The biggest place I see HTML as a boon is in remote configuration. My Linksys broadband router already uses a Web-based configuration tool that is easy and straight forward to use. The best part of this is that it can go both ways. I could be walking around my Bluetooth-enabled office with my Zaurus with the intent of setting up a new employee with email. As I walk to her desk, I connect to the mail server, which is running the GNOME control panel Web service and the mail capplet. I type in the admin password (a secondary form of protection because only my desktop and Zaurus are allowed to access the admin account) and set her up before I even get to her desk. When I get there I ask her to log on, fix a little problem she has accessing
her inbox due to a permission not being set, and then am on my way to the next desk. I don’t think the new GNOME control panel can do this yet, but it should. Imagine that any configuration capplet a programmer writes is automatically Web-enabled by simple turning on the service.
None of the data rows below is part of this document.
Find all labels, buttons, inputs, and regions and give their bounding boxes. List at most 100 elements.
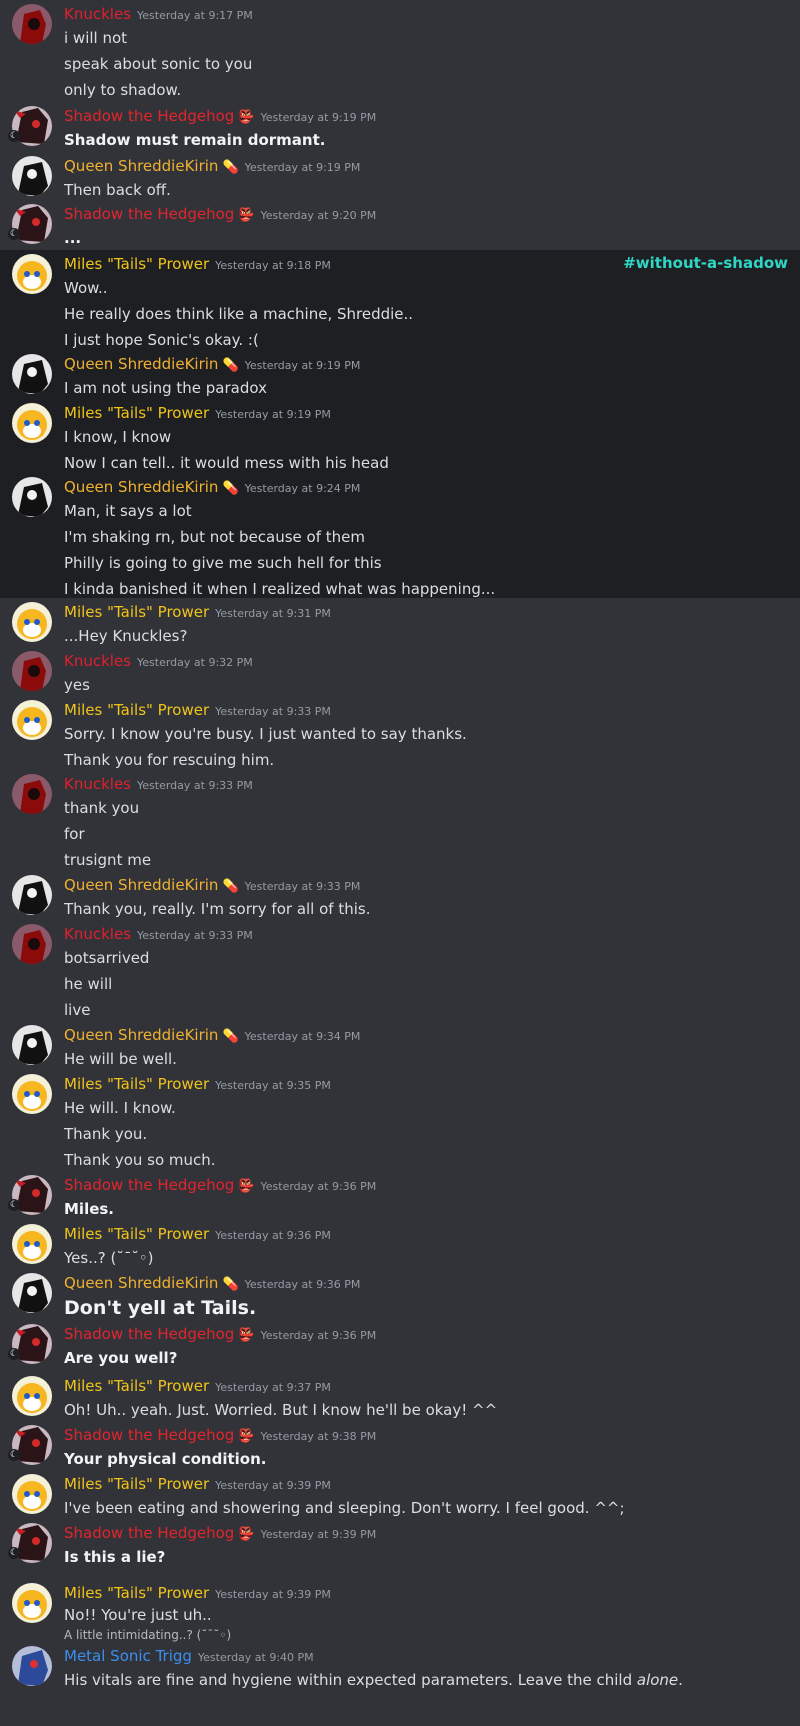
role-icon: 👺	[238, 110, 255, 125]
author-name[interactable]: Queen ShreddieKirin	[64, 355, 218, 373]
avatar[interactable]	[12, 1376, 52, 1416]
author-name[interactable]: Miles "Tails" Prower	[64, 404, 209, 422]
message-text: Sorry. I know you're busy. I just wanted…	[64, 725, 467, 743]
message: Miles "Tails" Prower Yesterday at 9:36 PM…	[0, 1220, 800, 1269]
author-name[interactable]: Metal Sonic Trigg	[64, 1647, 192, 1665]
avatar[interactable]	[12, 1025, 52, 1065]
status-icon: ☾	[8, 228, 20, 240]
avatar[interactable]	[12, 156, 52, 196]
timestamp: Yesterday at 9:40 PM	[197, 1651, 314, 1664]
message-text: Miles.	[64, 1200, 115, 1218]
message-text: I know, I know	[64, 428, 172, 446]
timestamp: Yesterday at 9:36 PM	[244, 1278, 361, 1291]
message: Queen ShreddieKirin 💊 Yesterday at 9:19 PM…	[0, 152, 800, 200]
author-name[interactable]: Miles "Tails" Prower	[64, 1225, 209, 1243]
timestamp: Yesterday at 9:20 PM	[260, 209, 377, 222]
author-name[interactable]: Queen ShreddieKirin	[64, 1274, 218, 1292]
role-icon: 👺	[238, 1328, 255, 1343]
message: Queen ShreddieKirin 💊 Yesterday at 9:36 PM…	[0, 1269, 800, 1320]
message-text-part: His vitals are fine and hygiene within e…	[64, 1671, 637, 1689]
message: ☾ Shadow the Hedgehog 👺 Yesterday at 9:36 …	[0, 1171, 800, 1220]
message: Miles "Tails" Prower Yesterday at 9:35 PM…	[0, 1070, 800, 1171]
avatar[interactable]	[12, 774, 52, 814]
message-text: thank you	[64, 799, 140, 817]
avatar[interactable]	[12, 1646, 52, 1686]
author-name[interactable]: Shadow the Hedgehog	[64, 1426, 234, 1444]
author-name[interactable]: Miles "Tails" Prower	[64, 701, 209, 719]
author-name[interactable]: Miles "Tails" Prower	[64, 1584, 209, 1602]
author-name[interactable]: Miles "Tails" Prower	[64, 603, 209, 621]
timestamp: Yesterday at 9:37 PM	[215, 1381, 331, 1394]
message-text: He will be well.	[64, 1050, 177, 1068]
message-text: speak about sonic to you	[64, 55, 253, 73]
author-name[interactable]: Miles "Tails" Prower	[64, 1377, 209, 1395]
avatar[interactable]	[12, 651, 52, 691]
role-icon: 👺	[238, 208, 255, 223]
role-icon: 👺	[238, 1429, 255, 1444]
author-name[interactable]: Miles "Tails" Prower	[64, 1475, 209, 1493]
author-name[interactable]: Knuckles	[64, 925, 131, 943]
author-name[interactable]: Shadow the Hedgehog	[64, 1524, 234, 1542]
timestamp: Yesterday at 9:35 PM	[215, 1079, 331, 1092]
message-text: Is this a lie?	[64, 1548, 166, 1566]
author-name[interactable]: Knuckles	[64, 652, 131, 670]
avatar[interactable]	[12, 1074, 52, 1114]
timestamp: Yesterday at 9:24 PM	[244, 482, 361, 495]
author-name[interactable]: Queen ShreddieKirin	[64, 1026, 218, 1044]
avatar[interactable]	[12, 4, 52, 44]
message-text: only to shadow.	[64, 81, 182, 99]
message: Miles "Tails" Prower Yesterday at 9:19 PM…	[0, 399, 800, 473]
avatar[interactable]	[12, 924, 52, 964]
avatar[interactable]	[12, 477, 52, 517]
author-name[interactable]: Miles "Tails" Prower	[64, 1075, 209, 1093]
message-text: He will. I know.	[64, 1099, 176, 1117]
pill-icon: 💊	[222, 481, 239, 496]
message-text: live	[64, 1001, 91, 1019]
avatar[interactable]	[12, 700, 52, 740]
author-name[interactable]: Queen ShreddieKirin	[64, 478, 218, 496]
message-text: ...	[64, 229, 82, 247]
timestamp: Yesterday at 9:34 PM	[244, 1030, 361, 1043]
chat-log: Knuckles Yesterday at 9:17 PM i will not …	[0, 0, 800, 1692]
message-text-emphasis: alone	[636, 1671, 679, 1689]
message-text: He really does think like a machine, Shr…	[64, 305, 414, 323]
timestamp: Yesterday at 9:31 PM	[215, 607, 331, 620]
avatar[interactable]	[12, 354, 52, 394]
avatar[interactable]	[12, 1273, 52, 1313]
message: Metal Sonic Trigg Yesterday at 9:40 PM Hi…	[0, 1642, 800, 1692]
message: Miles "Tails" Prower Yesterday at 9:18 PM…	[0, 250, 800, 350]
author-name[interactable]: Shadow the Hedgehog	[64, 1325, 234, 1343]
message-text: trusignt me	[64, 851, 152, 869]
message: Knuckles Yesterday at 9:32 PM yes	[0, 647, 800, 696]
avatar[interactable]	[12, 1583, 52, 1623]
status-icon: ☾	[8, 130, 20, 142]
author-name[interactable]: Shadow the Hedgehog	[64, 1176, 234, 1194]
message-text: Yes..? (˘¯˘◦)	[64, 1249, 154, 1267]
avatar[interactable]	[12, 1224, 52, 1264]
timestamp: Yesterday at 9:32 PM	[137, 656, 253, 669]
avatar[interactable]	[12, 602, 52, 642]
author-name[interactable]: Miles "Tails" Prower	[64, 255, 209, 273]
message: Queen ShreddieKirin 💊 Yesterday at 9:24 PM…	[0, 473, 800, 598]
avatar[interactable]	[12, 875, 52, 915]
author-name[interactable]: Knuckles	[64, 775, 131, 793]
message: ☾ Shadow the Hedgehog 👺 Yesterday at 9:39 …	[0, 1519, 800, 1579]
timestamp: Yesterday at 9:19 PM	[244, 359, 361, 372]
author-name[interactable]: Queen ShreddieKirin	[64, 876, 218, 894]
timestamp: Yesterday at 9:19 PM	[215, 408, 331, 421]
avatar[interactable]	[12, 254, 52, 294]
message-text: I am not using the paradox	[64, 379, 267, 397]
message-text: yes	[64, 676, 90, 694]
author-name[interactable]: Shadow the Hedgehog	[64, 205, 234, 223]
timestamp: Yesterday at 9:36 PM	[215, 1229, 331, 1242]
status-icon: ☾	[8, 1199, 20, 1211]
author-name[interactable]: Knuckles	[64, 5, 131, 23]
message-text: His vitals are fine and hygiene within e…	[64, 1667, 784, 1693]
author-name[interactable]: Queen ShreddieKirin	[64, 157, 218, 175]
message-text: Are you well?	[64, 1349, 178, 1367]
message-text: botsarrived	[64, 949, 150, 967]
message: Miles "Tails" Prower Yesterday at 9:39 PM…	[0, 1579, 800, 1642]
avatar[interactable]	[12, 403, 52, 443]
avatar[interactable]	[12, 1474, 52, 1514]
author-name[interactable]: Shadow the Hedgehog	[64, 107, 234, 125]
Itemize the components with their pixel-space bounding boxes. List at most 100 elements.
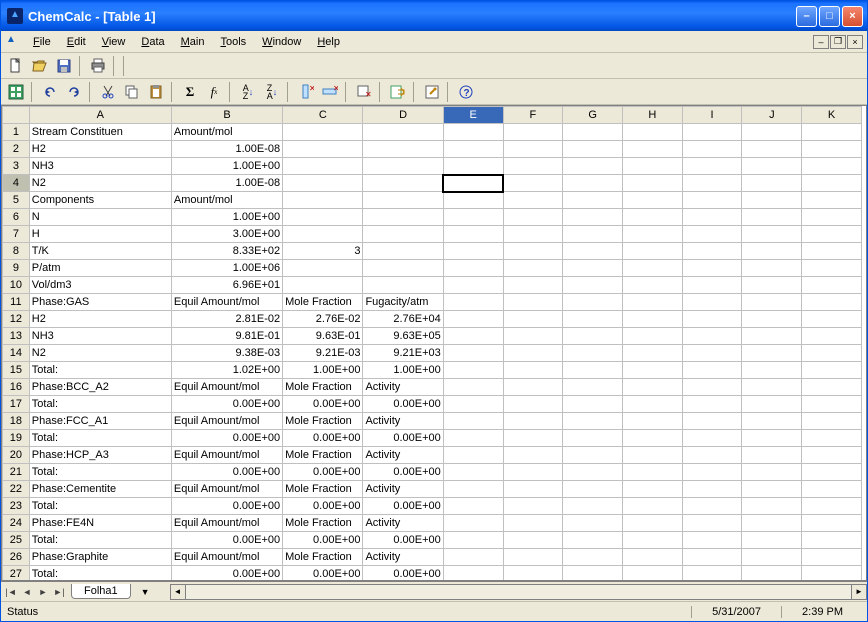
cell[interactable] <box>503 498 563 515</box>
cell[interactable]: Equil Amount/mol <box>171 481 282 498</box>
cell[interactable] <box>802 192 862 209</box>
cell[interactable] <box>802 532 862 549</box>
cell[interactable] <box>443 566 503 581</box>
cell[interactable]: 0.00E+00 <box>171 396 282 413</box>
cell[interactable] <box>682 209 742 226</box>
cell[interactable]: Phase:GAS <box>29 294 171 311</box>
cell[interactable] <box>563 566 623 581</box>
cell[interactable] <box>682 481 742 498</box>
cell[interactable]: 0.00E+00 <box>283 498 363 515</box>
cell[interactable] <box>802 124 862 141</box>
column-header-J[interactable]: J <box>742 107 802 124</box>
cell[interactable] <box>363 277 443 294</box>
cell[interactable]: Components <box>29 192 171 209</box>
undo-button[interactable] <box>39 81 61 103</box>
row-header[interactable]: 22 <box>3 481 30 498</box>
cell[interactable] <box>443 226 503 243</box>
cell[interactable] <box>503 226 563 243</box>
cell[interactable] <box>283 277 363 294</box>
function-button[interactable]: fx <box>203 81 225 103</box>
cell[interactable] <box>563 515 623 532</box>
cell[interactable] <box>503 532 563 549</box>
cell[interactable] <box>622 498 682 515</box>
cell[interactable] <box>682 158 742 175</box>
cell[interactable]: 9.21E-03 <box>283 345 363 362</box>
row-header[interactable]: 2 <box>3 141 30 158</box>
cell[interactable] <box>443 532 503 549</box>
cell[interactable] <box>802 226 862 243</box>
cell[interactable] <box>622 311 682 328</box>
cell[interactable] <box>742 549 802 566</box>
maximize-button[interactable]: □ <box>819 6 840 27</box>
cell[interactable]: 1.00E+00 <box>283 362 363 379</box>
cell[interactable] <box>622 362 682 379</box>
cell[interactable] <box>802 175 862 192</box>
column-header-A[interactable]: A <box>29 107 171 124</box>
cell[interactable] <box>563 498 623 515</box>
cell[interactable] <box>443 192 503 209</box>
cell[interactable] <box>742 362 802 379</box>
cell[interactable] <box>443 141 503 158</box>
cell[interactable] <box>443 209 503 226</box>
cell[interactable] <box>443 277 503 294</box>
cell[interactable]: 0.00E+00 <box>171 464 282 481</box>
cell[interactable]: 1.00E-08 <box>171 175 282 192</box>
cell[interactable] <box>682 430 742 447</box>
cell[interactable] <box>622 158 682 175</box>
cell[interactable] <box>443 430 503 447</box>
row-header[interactable]: 16 <box>3 379 30 396</box>
cell[interactable]: H <box>29 226 171 243</box>
cell[interactable] <box>802 566 862 581</box>
row-header[interactable]: 4 <box>3 175 30 192</box>
mdi-close-button[interactable]: × <box>847 35 863 49</box>
cell[interactable]: 2.76E-02 <box>283 311 363 328</box>
cell[interactable] <box>622 566 682 581</box>
cell[interactable] <box>682 447 742 464</box>
cell[interactable] <box>802 345 862 362</box>
cell[interactable]: Mole Fraction <box>283 413 363 430</box>
cell[interactable] <box>503 566 563 581</box>
cell[interactable] <box>682 226 742 243</box>
cell[interactable] <box>802 549 862 566</box>
cell[interactable]: 0.00E+00 <box>283 532 363 549</box>
cell[interactable]: 1.00E+00 <box>171 158 282 175</box>
menu-file[interactable]: File <box>25 34 59 50</box>
cell[interactable] <box>742 192 802 209</box>
cell[interactable] <box>503 549 563 566</box>
cell[interactable]: Equil Amount/mol <box>171 379 282 396</box>
cell[interactable] <box>283 192 363 209</box>
row-header[interactable]: 10 <box>3 277 30 294</box>
cell[interactable] <box>682 345 742 362</box>
cell[interactable] <box>742 566 802 581</box>
cell[interactable] <box>622 192 682 209</box>
cell[interactable] <box>742 243 802 260</box>
cell[interactable]: Equil Amount/mol <box>171 294 282 311</box>
copy-button[interactable] <box>121 81 143 103</box>
cell[interactable] <box>682 175 742 192</box>
cell[interactable] <box>563 549 623 566</box>
cell[interactable] <box>802 481 862 498</box>
cell[interactable] <box>682 396 742 413</box>
export-button[interactable] <box>387 81 409 103</box>
row-header[interactable]: 15 <box>3 362 30 379</box>
cell[interactable]: 6.96E+01 <box>171 277 282 294</box>
tab-nav-last[interactable]: ►| <box>51 584 67 600</box>
cell[interactable]: Phase:FCC_A1 <box>29 413 171 430</box>
cell[interactable] <box>563 277 623 294</box>
cell[interactable]: 9.38E-03 <box>171 345 282 362</box>
row-header[interactable]: 27 <box>3 566 30 581</box>
cell[interactable] <box>283 175 363 192</box>
sort-asc-button[interactable]: AZ↓ <box>237 81 259 103</box>
cell[interactable] <box>802 294 862 311</box>
cell[interactable] <box>682 362 742 379</box>
cell[interactable]: NH3 <box>29 158 171 175</box>
cell[interactable]: P/atm <box>29 260 171 277</box>
print-button[interactable] <box>87 55 109 77</box>
cell[interactable] <box>622 481 682 498</box>
spreadsheet[interactable]: ABCDEFGHIJK1Stream ConstituenAmount/mol2… <box>1 105 867 581</box>
cell[interactable] <box>802 277 862 294</box>
column-header-G[interactable]: G <box>563 107 623 124</box>
cell[interactable]: Activity <box>363 379 443 396</box>
delete-column-button[interactable]: ✕ <box>295 81 317 103</box>
cell[interactable] <box>802 158 862 175</box>
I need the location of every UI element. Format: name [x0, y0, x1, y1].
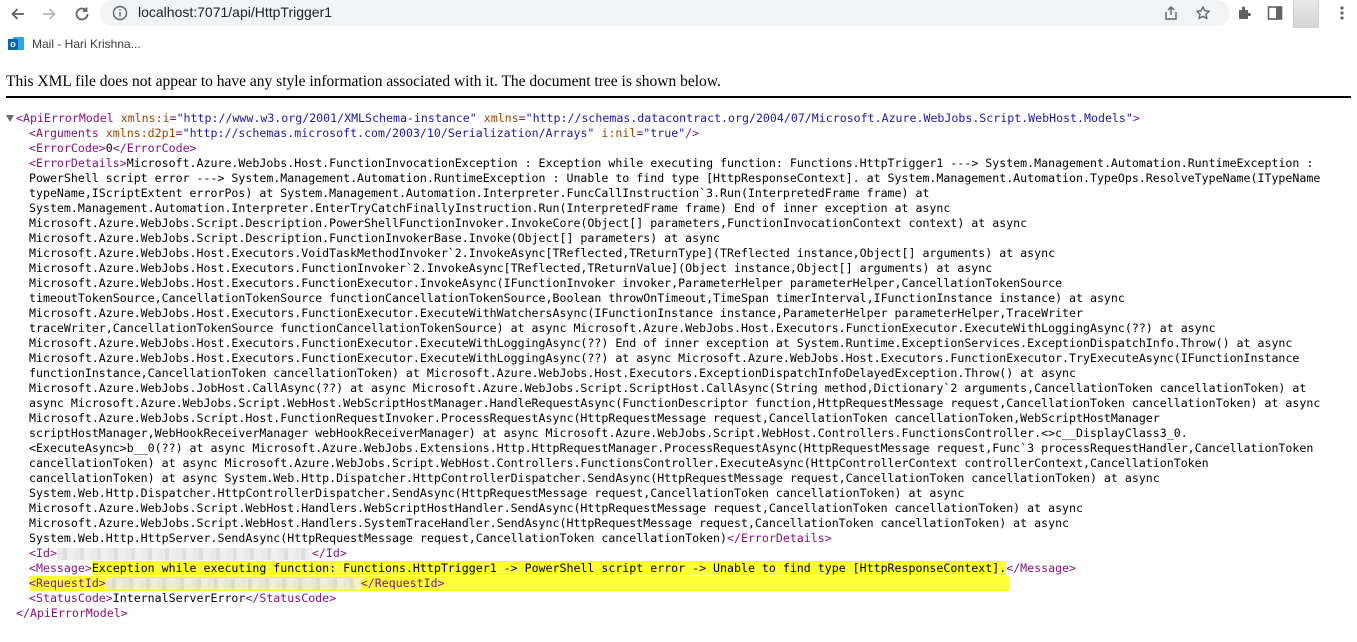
sidebar-icon[interactable]	[1266, 4, 1284, 27]
errordetails-line: Microsoft.Azure.WebJobs.JobHost.CallAsyn…	[29, 381, 1307, 395]
errordetails-body: PowerShell script error ---> System.Mana…	[6, 171, 1351, 546]
errordetails-line: Microsoft.Azure.WebJobs.Host.Executors.F…	[29, 306, 1083, 320]
xml-style-notice: This XML file does not appear to have an…	[6, 73, 721, 90]
back-icon[interactable]	[6, 2, 30, 26]
errordetails-line: System.Management.Automation.Interpreter…	[29, 201, 951, 215]
errordetails-line: <ExecuteAsync>b__0(??) at async Microsof…	[29, 441, 1314, 455]
errordetails-line: Microsoft.Azure.WebJobs.Script.WebHost.H…	[29, 501, 1083, 515]
arguments-line: <Arguments xmlns:d2p1="http://schemas.mi…	[29, 126, 700, 140]
errordetails-line: scriptHostManager,WebHookReceiverManager…	[29, 426, 1188, 440]
errordetails-line: PowerShell script error ---> System.Mana…	[29, 171, 1321, 185]
errordetails-line-last: System.Web.Http.HttpServer.SendAsync(Htt…	[29, 531, 832, 545]
xml-tree: <ApiErrorModel xmlns:i="http://www.w3.or…	[6, 111, 1351, 621]
errordetails-line: Microsoft.Azure.WebJobs.Host.Executors.F…	[29, 261, 993, 275]
errordetails-line: traceWriter,CancellationTokenSource func…	[29, 321, 1216, 335]
errordetails-line: Microsoft.Azure.WebJobs.Script.Host.Func…	[29, 411, 1160, 425]
errorcode-line: <ErrorCode>0</ErrorCode>	[29, 141, 197, 155]
redacted-request-id	[105, 577, 361, 590]
redacted-id	[56, 547, 312, 560]
errordetails-line: cancellationToken) at async Microsoft.Az…	[29, 456, 1209, 470]
reload-icon[interactable]	[70, 2, 94, 26]
share-icon[interactable]	[1163, 5, 1179, 26]
bookmarks-bar: o Mail - Hari Krishna...	[0, 30, 1357, 58]
info-icon[interactable]	[112, 5, 128, 26]
errordetails-line: Microsoft.Azure.WebJobs.Host.Executors.F…	[29, 276, 1063, 290]
collapse-triangle-icon[interactable]	[6, 115, 14, 122]
errordetails-line: System.Web.Http.Dispatcher.HttpControlle…	[29, 486, 965, 500]
errordetails-line: Microsoft.Azure.WebJobs.Host.Executors.F…	[29, 351, 1300, 365]
forward-icon[interactable]	[37, 2, 61, 26]
statuscode-line: <StatusCode>InternalServerError</StatusC…	[29, 591, 337, 605]
notice-divider	[6, 96, 1351, 98]
extensions-icon[interactable]	[1236, 4, 1254, 27]
errordetails-line: functionInstance,CancellationToken cance…	[29, 366, 1077, 380]
message-value: Exception while executing function: Func…	[91, 561, 1007, 575]
errordetails-line: Microsoft.Azure.WebJobs.Host.Executors.V…	[29, 246, 1056, 260]
requestid-line: <RequestId> </RequestId>	[6, 576, 1351, 591]
errordetails-line: Microsoft.Azure.WebJobs.Script.Descripti…	[29, 216, 1028, 230]
root-close-line: </ApiErrorModel>	[16, 606, 128, 620]
root-open-line: <ApiErrorModel xmlns:i="http://www.w3.or…	[6, 111, 1351, 126]
message-line: <Message>Exception while executing funct…	[29, 561, 1077, 575]
errordetails-line: Microsoft.Azure.WebJobs.Host.Executors.F…	[29, 336, 1293, 350]
address-bar[interactable]: localhost:7071/api/HttpTrigger1	[100, 0, 1230, 26]
errordetails-line: async Microsoft.Azure.WebJobs.Script.Web…	[29, 396, 1321, 410]
errordetails-line: cancellationToken) at async System.Web.H…	[29, 471, 1160, 485]
errordetails-line: Microsoft.Azure.WebJobs.Script.Descripti…	[29, 231, 721, 245]
menu-icon[interactable]	[1333, 4, 1351, 27]
bookmark-label: Mail - Hari Krishna...	[32, 37, 141, 51]
errordetails-line: typeName,IScriptExtent errorPos) at Syst…	[29, 186, 930, 200]
bookmark-mail[interactable]: o Mail - Hari Krishna...	[8, 34, 141, 54]
errordetails-line-first: <ErrorDetails>Microsoft.Azure.WebJobs.Ho…	[29, 156, 1314, 170]
browser-toolbar: localhost:7071/api/HttpTrigger1	[0, 0, 1357, 28]
profile-avatar[interactable]	[1293, 0, 1319, 28]
errordetails-line: timeoutTokenSource,CancellationTokenSour…	[29, 291, 1125, 305]
address-url[interactable]: localhost:7071/api/HttpTrigger1	[138, 4, 332, 20]
id-line: <Id> </Id>	[29, 546, 347, 560]
outlook-icon: o	[8, 36, 24, 52]
errordetails-line: Microsoft.Azure.WebJobs.Script.WebHost.H…	[29, 516, 1070, 530]
star-icon[interactable]	[1195, 5, 1211, 26]
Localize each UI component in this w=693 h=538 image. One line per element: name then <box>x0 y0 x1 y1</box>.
The last building block is desktop integration. In my wishful scenario, I was able
to access all of my devices from the Nautilus file manager and get all the benefits of drag and drop, among other things. One of the goals of Nautilus was the ability to access any data source through the common file system interface. This was accomplished by GNOME’s virtual file system, or VFS for short. If you think about it, everything in Unix is a file. Even devices are files that reside in the /dev directory. So anything can be imported or exported as a file system. While the files may not be arranged in a directory
structure on the actual device, devices would be able to export a virtual directory structure that organized the data in useful ways. The challenge here is to come up with a standard protocol for describing these directories and services and implementing a VFS plug-in so that Nautilus can navigate them. My vote is for XML though LDAP services, which could be used and is already implemented under Linux in the form of the OpenLDAP project.

Security

Security is a huge issue with devices that can communicate and exchange data with each other. Saying any one of these ideas cannot be implemented because of security reasons would be like saying the Internet is not viable because it poses a security threat. The benefits outweigh the risks. Security, however, is Linux’s strong suit and should not be tossed aside for ease of use. A balance must be found, and the ability for the user to tip that balance must also be allowed. Corporate systems need more security and don’t care terribly about ease of use where sensitive data is concerned; however, home users will
quickly become frustrated and move to a less secure product should they have to jump through hoops just to get their handhelds to sync the latest songs from their MP3 collections. Ease of use and good security are not mutually exclusive; I believe that Linux is in the best position to offer this balance in its embedded devices.

Conclusion

We see many Linux enabled devices popping up around us. It is clear that Linux has a bright future in this market niche but it really won’t take off unless these devices offer more than just the same old thing. Linux is in the position, because of its openness, to create a class of devices that truly interact with each other and aren’t just islands of functionality. Sun likes to say, “The network is the computer.” Linux is on
the verge of making that statement a reality. The added benefit is that any platform would be able to join in because the protocols are all open standards, but Linux would have been there first and pioneered what I like to call Linux Open Services. It is this vision that I feel will make Linux stand out as both the de facto embedded, desktop and server OS.

If Linux devices can scale well and communicate with each other
out of the box, then there is no limit to what they can do. In the future computing, power will be judged not only on processor speed and graphics power, but also on how well it keeps you connected. This is an exciting time for Linux.